Simple pattern 'learning' with Markov chains. After repeated 'repeatable' events, is able to generate more of those repeatable events that follow a similar frequency pattern. Useful for things like generating English-looking random text or making the best chess move after training across chess game histories.
The example below creates new text content based upon the word usage pattern of existing text content. For example, if you drop the works of Shakespeare into plain text files in a SamplesFolder then the resulting generated text will use the likelihood of any sequence of words appearing together to create new text that seems similar (it may pass computerised checks but will be obvious to a human reader).
Adjust the second parameter of the Train method call to change the quality of output.
Sample code to train based on all words in all files in a folder:
DirectoryInfo Folder = new DirectoryInfo(SamplesFolder);
FileInfo[] Files = Folder.GetFiles("*.txt", SearchOption.AllDirectories);
if (Files.Length == 0) throw new Exception("No sample files found.");
Sample = new MarkovChains.Markov<string>(" ");
long LinesTrained = 0;
for (int FileNum = 0; FileNum < Files.Length; FileNum++)
{
List<string> Content = new List<string>();
using (StreamReader SampleFile = new StreamReader(Files[FileNum].FullName))
{
while (!(SampleFile.EndOfStream))
{
string Line = SampleFile.ReadLine().Trim();
LinesTrained++;
foreach (string Entry in Line.Split(new char[] { ' ' }, StringSplitOptions.RemoveEmptyEntries))
Content.Add(Entry);
}
SampleFile.Close();
}
if (Content.Count > 4) Sample.Train(Content, 4);
}
Sample code to generate new content based upon that trained usage pattern:
long RequiredWordCount = 25000;
List<string> Result = Sample.Generate(RequiredWordCount, true);
StringBuilder ResultString = new StringBuilder();
foreach (string Entry in Result) ResultString.Append(Entry + " ");
Console.Write(ResultString.ToString());
The way it works is in essence quite simple:
- The first snippet reads in all paragraphs of text in all files in the sources folder.

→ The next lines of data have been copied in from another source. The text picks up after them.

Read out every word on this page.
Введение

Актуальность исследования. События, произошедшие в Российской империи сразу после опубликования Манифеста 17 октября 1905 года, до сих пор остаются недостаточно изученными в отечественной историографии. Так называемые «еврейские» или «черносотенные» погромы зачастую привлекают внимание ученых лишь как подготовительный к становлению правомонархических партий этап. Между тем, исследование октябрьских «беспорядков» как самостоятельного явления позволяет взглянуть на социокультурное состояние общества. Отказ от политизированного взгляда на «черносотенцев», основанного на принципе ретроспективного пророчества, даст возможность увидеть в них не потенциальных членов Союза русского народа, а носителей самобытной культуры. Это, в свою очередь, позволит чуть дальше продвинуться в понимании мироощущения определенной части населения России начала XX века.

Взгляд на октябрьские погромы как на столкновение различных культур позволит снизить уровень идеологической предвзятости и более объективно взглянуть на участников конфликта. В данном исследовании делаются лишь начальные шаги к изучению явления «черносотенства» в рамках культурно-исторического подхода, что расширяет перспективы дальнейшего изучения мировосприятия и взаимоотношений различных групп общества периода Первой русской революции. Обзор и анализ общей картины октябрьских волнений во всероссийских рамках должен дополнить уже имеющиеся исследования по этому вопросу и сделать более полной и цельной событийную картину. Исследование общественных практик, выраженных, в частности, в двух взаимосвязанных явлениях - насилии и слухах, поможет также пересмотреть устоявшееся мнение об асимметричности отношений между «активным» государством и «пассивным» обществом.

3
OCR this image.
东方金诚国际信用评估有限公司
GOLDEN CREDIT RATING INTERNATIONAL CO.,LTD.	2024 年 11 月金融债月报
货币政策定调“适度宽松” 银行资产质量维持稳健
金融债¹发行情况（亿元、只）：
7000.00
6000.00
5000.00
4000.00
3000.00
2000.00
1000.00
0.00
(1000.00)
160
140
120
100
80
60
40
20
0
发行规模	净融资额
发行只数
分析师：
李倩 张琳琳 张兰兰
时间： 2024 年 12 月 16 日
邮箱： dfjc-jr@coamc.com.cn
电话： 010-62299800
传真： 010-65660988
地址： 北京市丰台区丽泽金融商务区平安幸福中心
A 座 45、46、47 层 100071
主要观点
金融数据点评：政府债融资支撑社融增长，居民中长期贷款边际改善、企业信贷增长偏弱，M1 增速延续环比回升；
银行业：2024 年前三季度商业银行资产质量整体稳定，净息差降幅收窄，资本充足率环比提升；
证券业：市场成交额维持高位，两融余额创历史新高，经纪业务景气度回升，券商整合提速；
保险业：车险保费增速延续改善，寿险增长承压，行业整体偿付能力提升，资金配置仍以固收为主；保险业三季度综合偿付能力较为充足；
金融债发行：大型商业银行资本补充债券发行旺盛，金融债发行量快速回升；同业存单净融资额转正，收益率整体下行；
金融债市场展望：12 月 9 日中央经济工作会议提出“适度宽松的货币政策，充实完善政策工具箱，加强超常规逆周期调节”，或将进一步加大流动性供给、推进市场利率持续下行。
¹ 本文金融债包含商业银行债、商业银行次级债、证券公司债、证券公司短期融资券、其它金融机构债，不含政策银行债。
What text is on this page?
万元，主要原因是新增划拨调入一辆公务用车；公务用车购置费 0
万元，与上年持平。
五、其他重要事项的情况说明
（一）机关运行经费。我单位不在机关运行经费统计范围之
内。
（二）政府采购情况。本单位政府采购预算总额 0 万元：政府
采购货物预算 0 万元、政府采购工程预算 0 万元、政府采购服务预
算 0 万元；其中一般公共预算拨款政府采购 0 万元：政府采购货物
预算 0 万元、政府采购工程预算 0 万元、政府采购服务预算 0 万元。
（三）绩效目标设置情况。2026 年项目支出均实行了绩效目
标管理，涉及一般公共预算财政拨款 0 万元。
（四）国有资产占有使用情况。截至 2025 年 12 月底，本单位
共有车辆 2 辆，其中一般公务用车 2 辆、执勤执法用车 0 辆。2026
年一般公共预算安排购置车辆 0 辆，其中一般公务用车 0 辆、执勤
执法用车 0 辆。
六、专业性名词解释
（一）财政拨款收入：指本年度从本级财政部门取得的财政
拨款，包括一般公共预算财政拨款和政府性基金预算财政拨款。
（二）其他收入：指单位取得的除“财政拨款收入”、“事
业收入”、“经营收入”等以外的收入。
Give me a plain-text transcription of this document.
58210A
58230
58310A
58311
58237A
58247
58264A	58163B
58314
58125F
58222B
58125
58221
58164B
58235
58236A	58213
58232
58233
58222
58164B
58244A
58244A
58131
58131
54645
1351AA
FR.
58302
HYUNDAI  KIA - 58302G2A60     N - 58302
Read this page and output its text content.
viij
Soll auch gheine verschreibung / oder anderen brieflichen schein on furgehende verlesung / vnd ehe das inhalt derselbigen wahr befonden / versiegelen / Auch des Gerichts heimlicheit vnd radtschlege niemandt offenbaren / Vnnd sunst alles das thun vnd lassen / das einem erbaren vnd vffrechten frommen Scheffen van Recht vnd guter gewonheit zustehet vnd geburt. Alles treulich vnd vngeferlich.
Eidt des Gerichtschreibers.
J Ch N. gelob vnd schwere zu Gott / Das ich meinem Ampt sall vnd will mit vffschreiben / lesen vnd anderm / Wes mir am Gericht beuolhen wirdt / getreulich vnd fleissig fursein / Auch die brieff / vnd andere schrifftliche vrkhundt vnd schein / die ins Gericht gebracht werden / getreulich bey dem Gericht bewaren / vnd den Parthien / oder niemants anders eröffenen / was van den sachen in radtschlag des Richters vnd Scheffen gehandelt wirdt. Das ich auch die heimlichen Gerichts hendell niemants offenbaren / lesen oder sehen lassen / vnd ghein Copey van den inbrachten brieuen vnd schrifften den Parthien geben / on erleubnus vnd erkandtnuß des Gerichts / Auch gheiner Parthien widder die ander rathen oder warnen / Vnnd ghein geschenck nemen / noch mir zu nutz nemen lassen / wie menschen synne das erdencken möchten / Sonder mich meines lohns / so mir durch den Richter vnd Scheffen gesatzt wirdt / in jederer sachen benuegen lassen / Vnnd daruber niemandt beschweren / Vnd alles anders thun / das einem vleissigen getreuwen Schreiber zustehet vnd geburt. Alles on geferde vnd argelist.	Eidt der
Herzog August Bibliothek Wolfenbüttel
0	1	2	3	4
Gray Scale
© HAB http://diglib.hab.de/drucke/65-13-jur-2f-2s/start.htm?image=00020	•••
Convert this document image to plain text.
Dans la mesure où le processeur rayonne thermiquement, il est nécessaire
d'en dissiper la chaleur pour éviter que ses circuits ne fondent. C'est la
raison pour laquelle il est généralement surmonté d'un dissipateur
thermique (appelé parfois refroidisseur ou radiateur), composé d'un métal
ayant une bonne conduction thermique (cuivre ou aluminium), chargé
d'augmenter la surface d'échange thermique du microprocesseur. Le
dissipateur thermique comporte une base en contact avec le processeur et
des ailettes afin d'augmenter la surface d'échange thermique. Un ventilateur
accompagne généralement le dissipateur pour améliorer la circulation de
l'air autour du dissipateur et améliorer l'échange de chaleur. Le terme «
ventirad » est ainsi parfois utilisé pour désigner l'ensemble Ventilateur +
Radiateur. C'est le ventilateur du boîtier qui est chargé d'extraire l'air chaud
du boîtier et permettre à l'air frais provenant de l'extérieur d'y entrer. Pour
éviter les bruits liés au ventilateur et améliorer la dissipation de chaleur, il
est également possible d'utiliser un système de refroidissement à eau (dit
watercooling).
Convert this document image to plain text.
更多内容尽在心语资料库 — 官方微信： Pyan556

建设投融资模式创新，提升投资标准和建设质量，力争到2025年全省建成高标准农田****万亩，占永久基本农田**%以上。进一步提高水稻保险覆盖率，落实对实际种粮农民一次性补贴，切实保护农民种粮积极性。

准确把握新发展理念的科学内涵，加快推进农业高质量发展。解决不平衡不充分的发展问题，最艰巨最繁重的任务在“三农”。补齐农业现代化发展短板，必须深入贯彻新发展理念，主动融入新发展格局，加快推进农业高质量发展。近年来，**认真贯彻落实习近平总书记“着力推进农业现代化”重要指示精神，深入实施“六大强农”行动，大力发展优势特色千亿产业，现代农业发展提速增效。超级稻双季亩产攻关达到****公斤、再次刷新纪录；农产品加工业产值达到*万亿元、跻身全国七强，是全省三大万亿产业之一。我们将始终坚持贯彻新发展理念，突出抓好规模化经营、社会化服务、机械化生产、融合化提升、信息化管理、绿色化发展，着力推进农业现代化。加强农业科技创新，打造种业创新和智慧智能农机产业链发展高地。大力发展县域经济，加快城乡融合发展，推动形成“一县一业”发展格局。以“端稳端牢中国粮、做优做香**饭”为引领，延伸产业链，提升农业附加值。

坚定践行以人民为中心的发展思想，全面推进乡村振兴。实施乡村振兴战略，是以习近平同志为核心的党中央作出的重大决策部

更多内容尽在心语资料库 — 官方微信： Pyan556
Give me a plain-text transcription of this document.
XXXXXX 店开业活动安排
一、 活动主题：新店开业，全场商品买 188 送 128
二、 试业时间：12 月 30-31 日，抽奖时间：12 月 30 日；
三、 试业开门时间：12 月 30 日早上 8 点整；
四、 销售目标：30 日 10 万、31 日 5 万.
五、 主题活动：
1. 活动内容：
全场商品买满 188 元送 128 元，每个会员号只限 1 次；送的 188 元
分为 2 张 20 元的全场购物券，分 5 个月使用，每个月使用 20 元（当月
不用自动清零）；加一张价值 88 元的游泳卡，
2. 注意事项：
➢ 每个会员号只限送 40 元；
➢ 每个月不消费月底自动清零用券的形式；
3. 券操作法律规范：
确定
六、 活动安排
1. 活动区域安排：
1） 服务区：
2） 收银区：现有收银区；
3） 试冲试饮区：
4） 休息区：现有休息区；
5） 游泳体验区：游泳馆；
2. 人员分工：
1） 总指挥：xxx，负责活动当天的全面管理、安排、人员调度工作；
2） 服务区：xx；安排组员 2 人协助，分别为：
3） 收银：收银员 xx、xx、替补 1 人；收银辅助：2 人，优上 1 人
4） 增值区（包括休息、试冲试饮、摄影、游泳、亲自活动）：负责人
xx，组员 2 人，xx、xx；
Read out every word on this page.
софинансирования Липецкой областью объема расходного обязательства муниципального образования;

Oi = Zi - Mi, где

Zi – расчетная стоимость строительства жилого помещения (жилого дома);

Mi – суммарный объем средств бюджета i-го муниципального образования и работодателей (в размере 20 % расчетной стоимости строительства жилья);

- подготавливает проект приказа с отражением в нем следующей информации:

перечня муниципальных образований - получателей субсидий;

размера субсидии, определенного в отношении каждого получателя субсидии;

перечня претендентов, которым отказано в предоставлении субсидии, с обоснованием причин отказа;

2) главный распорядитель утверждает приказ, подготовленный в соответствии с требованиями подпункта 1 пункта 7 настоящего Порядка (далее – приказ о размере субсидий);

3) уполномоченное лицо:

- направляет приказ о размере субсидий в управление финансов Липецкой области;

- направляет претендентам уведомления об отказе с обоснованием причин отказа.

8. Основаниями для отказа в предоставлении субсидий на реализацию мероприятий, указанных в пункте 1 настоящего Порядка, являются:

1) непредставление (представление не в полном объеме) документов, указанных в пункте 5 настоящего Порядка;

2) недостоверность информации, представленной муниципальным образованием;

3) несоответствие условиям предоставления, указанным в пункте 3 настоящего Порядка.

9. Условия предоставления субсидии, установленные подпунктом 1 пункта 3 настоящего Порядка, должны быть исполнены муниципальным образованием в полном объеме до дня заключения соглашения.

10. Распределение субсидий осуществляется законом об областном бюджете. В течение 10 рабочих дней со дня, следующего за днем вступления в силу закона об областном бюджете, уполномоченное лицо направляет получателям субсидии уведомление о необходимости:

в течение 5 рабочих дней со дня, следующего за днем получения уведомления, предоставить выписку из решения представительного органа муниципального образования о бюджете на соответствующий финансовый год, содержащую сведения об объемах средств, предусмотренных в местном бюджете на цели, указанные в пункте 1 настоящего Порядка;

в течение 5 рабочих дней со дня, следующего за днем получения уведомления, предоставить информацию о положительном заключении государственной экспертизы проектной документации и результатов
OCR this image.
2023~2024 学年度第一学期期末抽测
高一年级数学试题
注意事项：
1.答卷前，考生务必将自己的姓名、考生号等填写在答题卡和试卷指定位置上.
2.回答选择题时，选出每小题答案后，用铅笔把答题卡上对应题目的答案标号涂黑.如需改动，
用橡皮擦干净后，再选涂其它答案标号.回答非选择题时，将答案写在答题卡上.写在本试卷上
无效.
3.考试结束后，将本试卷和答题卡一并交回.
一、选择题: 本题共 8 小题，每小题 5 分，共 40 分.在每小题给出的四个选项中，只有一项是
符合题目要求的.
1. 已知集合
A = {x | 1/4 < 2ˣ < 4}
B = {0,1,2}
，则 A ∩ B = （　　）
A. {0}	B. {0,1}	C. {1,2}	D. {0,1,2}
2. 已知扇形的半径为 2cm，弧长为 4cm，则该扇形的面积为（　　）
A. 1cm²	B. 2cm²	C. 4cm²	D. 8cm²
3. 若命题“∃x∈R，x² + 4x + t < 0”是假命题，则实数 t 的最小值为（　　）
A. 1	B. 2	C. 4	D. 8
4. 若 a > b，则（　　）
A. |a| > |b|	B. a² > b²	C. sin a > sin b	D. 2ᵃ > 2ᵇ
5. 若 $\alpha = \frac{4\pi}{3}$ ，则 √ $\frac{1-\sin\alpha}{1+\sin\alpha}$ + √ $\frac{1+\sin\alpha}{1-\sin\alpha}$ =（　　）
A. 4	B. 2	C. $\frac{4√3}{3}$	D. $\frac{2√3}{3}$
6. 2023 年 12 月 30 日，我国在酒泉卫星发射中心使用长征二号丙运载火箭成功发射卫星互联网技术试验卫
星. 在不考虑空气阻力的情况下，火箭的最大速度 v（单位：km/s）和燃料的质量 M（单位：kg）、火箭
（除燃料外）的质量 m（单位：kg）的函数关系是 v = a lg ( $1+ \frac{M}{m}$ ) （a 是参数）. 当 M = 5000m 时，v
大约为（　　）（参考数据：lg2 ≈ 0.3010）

- It then splits those into words and feeds the Markov instance those words in sequence. The result is that the instance 'learns' the probability of a particluar word being next when it has just seen a known sequence of the last 4 words (the parameter to the Train method).
- The second snippet uses those probabilities to 'guess' a stream of likely words based upon the existing patterns it has just learned.
The number 4 is not magic; it just works okay on sample English text and sort of represents the chunk of data considered at any one time. A higher number will produce more exact matches against the original and a lower number more randomness.
Another example might be to feed it complete sentences or paragraphs. In return the generator will give you the same complete sentences/paragraphs but in a pseudo-random sequence based upon the likelihood of one following another in the original inputs.